La siccità è un problema la cui risoluzione è diventata prioritaria per l’Arcipelago a partire dal 2017, anno in cui è diventata sintomo evidente di un fenomeno climatologico molto preoccupante sia per l’agricoltura che per gli stessi abitanti delle isole; La Palma, nel tentativo di porvi rimedio, ha deciso la riapertura di una dozzina di pozzi abbandonati, in collaborazione con il Consejo Insular de Aguas e la Consejería de Aguas del Cabildo.
Il meccanismo utilizzato in questo progetto si concretizza in breve nel sostegno economico ai titolari dei pozzi, potenti risorse idriche, con un budget complessivo di 400.000 euro da utilizzarsi per la riabilitazione e la ristrutturazione dei preziosi siti ora abbandonati.
Dei 69 pozzi esistenti nella geografia insulare, 49 risultano infatti inattivi, soprattutto nelle regioni Est e Ovest di La Palma; il loro mancato utilizzo, oltre a concorrere nel depauperamento idrico dell’isola, ha provocato il deterioramento strutturale degli stessi che, in alcuni casi, risulta piuttosto grave.
José Luis Perestelo, della Consejería de Aguas del Cabildo, sottolinea che pozzi come quelli esistenti nel Barranco de La Herradura, in Barlovento, o nel Barranco Galguén, a Tenagua o quelli de La Baja o di Amarvingos, sono tutte realtà da sfruttare e da far rientrare nel progetto pilota promosso dall’amministrazione che, precisa, interverrà economicamente ma solo su progetti di ristrutturazione presentati dai singoli proprietari.
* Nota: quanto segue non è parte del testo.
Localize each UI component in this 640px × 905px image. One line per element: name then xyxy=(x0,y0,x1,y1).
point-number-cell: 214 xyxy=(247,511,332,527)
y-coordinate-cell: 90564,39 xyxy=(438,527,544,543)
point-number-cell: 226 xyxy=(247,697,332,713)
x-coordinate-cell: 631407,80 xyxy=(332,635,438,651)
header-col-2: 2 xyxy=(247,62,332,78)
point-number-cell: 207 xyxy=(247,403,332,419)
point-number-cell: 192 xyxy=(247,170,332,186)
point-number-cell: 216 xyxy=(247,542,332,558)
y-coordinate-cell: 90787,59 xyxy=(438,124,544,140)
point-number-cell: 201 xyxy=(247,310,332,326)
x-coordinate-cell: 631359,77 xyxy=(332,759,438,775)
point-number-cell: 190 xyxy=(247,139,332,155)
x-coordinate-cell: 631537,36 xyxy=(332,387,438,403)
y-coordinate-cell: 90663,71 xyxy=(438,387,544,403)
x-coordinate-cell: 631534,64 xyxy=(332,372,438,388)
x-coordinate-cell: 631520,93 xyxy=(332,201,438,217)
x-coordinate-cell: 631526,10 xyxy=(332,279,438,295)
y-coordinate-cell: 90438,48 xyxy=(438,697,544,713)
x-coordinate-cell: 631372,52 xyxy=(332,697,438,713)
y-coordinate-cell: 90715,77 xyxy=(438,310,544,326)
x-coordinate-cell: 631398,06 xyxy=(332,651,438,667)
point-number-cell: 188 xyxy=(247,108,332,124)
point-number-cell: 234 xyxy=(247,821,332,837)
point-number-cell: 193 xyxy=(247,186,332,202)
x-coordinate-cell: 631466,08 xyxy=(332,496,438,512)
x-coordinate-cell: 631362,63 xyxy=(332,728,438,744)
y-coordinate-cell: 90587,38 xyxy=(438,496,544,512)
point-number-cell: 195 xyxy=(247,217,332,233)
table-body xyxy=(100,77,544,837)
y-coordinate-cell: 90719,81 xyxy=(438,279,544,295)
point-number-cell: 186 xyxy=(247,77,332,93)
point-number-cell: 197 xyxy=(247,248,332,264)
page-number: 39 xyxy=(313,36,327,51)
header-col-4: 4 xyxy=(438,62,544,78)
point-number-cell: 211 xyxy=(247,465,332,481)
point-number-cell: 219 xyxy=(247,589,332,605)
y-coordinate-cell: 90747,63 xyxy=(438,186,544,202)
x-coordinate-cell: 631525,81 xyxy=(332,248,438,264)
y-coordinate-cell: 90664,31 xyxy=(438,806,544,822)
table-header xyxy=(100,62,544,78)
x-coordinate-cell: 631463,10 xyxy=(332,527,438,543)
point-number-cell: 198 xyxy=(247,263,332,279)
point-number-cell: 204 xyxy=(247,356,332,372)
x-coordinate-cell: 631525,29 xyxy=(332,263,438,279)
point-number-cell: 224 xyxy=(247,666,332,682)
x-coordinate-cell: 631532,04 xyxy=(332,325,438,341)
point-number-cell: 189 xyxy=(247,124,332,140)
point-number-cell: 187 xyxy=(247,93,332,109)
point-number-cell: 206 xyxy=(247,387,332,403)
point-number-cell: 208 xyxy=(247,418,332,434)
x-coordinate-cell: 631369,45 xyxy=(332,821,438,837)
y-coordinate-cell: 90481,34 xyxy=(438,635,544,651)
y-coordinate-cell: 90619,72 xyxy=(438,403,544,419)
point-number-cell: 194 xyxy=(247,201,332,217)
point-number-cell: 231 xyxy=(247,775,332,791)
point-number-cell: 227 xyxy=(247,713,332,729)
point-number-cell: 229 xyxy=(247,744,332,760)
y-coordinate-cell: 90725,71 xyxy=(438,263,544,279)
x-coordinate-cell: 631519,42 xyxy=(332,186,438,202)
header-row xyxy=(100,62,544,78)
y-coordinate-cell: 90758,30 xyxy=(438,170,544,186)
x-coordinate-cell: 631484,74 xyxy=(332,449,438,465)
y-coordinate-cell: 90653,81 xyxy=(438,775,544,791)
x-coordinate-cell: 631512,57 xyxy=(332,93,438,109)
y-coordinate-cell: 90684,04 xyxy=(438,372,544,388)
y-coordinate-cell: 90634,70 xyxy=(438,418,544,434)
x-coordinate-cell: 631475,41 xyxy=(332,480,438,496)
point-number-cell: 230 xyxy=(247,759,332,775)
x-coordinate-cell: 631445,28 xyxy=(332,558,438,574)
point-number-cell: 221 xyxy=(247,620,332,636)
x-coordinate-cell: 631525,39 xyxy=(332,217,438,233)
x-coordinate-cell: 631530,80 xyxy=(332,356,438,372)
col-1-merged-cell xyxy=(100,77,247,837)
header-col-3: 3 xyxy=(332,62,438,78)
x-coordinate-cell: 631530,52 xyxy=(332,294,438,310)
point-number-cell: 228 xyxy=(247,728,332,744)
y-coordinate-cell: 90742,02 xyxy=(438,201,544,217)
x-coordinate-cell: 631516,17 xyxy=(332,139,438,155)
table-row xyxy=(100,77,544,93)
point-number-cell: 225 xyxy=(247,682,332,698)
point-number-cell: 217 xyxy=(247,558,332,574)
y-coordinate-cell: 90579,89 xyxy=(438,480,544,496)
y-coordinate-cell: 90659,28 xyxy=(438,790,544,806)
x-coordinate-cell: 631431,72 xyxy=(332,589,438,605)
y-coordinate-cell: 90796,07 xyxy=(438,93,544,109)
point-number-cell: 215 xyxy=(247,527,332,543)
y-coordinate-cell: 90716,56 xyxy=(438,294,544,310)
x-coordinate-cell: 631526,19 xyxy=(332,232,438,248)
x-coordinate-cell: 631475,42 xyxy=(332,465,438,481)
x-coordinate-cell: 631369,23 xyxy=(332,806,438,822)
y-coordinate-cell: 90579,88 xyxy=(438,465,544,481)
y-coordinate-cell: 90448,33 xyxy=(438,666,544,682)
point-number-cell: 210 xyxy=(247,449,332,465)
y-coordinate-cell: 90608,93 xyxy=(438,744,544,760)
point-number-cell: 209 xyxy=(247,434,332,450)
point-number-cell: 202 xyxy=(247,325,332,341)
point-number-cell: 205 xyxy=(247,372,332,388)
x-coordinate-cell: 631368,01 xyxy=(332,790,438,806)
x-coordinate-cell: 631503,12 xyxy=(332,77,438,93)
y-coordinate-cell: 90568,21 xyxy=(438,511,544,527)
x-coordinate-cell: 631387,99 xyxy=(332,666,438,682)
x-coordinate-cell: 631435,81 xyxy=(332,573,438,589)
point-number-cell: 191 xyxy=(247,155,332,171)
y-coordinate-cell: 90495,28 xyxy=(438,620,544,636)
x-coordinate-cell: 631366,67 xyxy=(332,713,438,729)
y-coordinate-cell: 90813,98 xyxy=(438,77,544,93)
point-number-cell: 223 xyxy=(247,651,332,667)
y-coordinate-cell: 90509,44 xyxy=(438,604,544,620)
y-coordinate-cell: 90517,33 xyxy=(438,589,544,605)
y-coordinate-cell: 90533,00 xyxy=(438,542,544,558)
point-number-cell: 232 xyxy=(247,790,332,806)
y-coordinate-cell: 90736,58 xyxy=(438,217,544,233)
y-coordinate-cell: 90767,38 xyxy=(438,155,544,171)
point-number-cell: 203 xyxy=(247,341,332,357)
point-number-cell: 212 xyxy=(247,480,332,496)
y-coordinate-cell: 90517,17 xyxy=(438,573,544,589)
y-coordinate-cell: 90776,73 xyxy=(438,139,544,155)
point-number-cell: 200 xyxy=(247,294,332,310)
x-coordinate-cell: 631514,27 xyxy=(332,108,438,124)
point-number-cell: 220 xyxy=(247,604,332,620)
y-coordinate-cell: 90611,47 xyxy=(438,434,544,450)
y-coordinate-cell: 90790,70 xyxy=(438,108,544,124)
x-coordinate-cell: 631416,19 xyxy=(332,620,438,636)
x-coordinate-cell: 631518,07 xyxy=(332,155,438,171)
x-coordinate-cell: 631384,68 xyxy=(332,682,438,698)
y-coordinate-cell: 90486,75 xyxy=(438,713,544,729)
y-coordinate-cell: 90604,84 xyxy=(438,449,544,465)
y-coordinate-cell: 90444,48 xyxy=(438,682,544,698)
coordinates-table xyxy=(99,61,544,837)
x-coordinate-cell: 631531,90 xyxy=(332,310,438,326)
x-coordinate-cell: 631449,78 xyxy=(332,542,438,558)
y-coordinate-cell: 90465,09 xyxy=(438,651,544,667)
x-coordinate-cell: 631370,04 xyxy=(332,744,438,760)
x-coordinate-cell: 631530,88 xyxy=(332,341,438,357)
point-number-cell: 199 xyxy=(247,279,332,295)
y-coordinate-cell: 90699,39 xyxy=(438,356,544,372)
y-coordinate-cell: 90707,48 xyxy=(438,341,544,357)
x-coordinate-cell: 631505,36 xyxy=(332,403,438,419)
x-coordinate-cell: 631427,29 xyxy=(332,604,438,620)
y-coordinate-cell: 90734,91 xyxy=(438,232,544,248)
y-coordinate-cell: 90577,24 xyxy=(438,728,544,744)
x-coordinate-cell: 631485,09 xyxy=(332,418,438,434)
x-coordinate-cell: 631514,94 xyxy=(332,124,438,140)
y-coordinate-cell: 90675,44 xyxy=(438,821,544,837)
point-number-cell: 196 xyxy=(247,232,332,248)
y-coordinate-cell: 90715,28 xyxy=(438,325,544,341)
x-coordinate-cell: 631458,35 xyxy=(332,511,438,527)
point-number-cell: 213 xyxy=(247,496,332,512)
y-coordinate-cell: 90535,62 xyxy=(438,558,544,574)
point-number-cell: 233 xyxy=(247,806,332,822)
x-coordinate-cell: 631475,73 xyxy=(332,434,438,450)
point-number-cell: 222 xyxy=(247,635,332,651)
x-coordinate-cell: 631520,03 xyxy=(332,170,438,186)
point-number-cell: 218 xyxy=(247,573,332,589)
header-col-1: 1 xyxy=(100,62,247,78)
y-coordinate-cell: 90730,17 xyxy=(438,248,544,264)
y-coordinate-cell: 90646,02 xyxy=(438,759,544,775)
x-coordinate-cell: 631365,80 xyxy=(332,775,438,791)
La riapertura dei pozzi, afferma Perestelo, potrebbe risultare determinante nel contrastare la drammatica carenza di acqua che si riscontra sull’isola dove esistono 147 sorgenti, 69 pozzi dei quali 49 abbandonati e 169 gallerie di estrazione acqua, delle quali 60 asciutte.
Insomma, un patrimonio idrico non esiguo ma che, allo stato dei fatti, è come se non esistesse.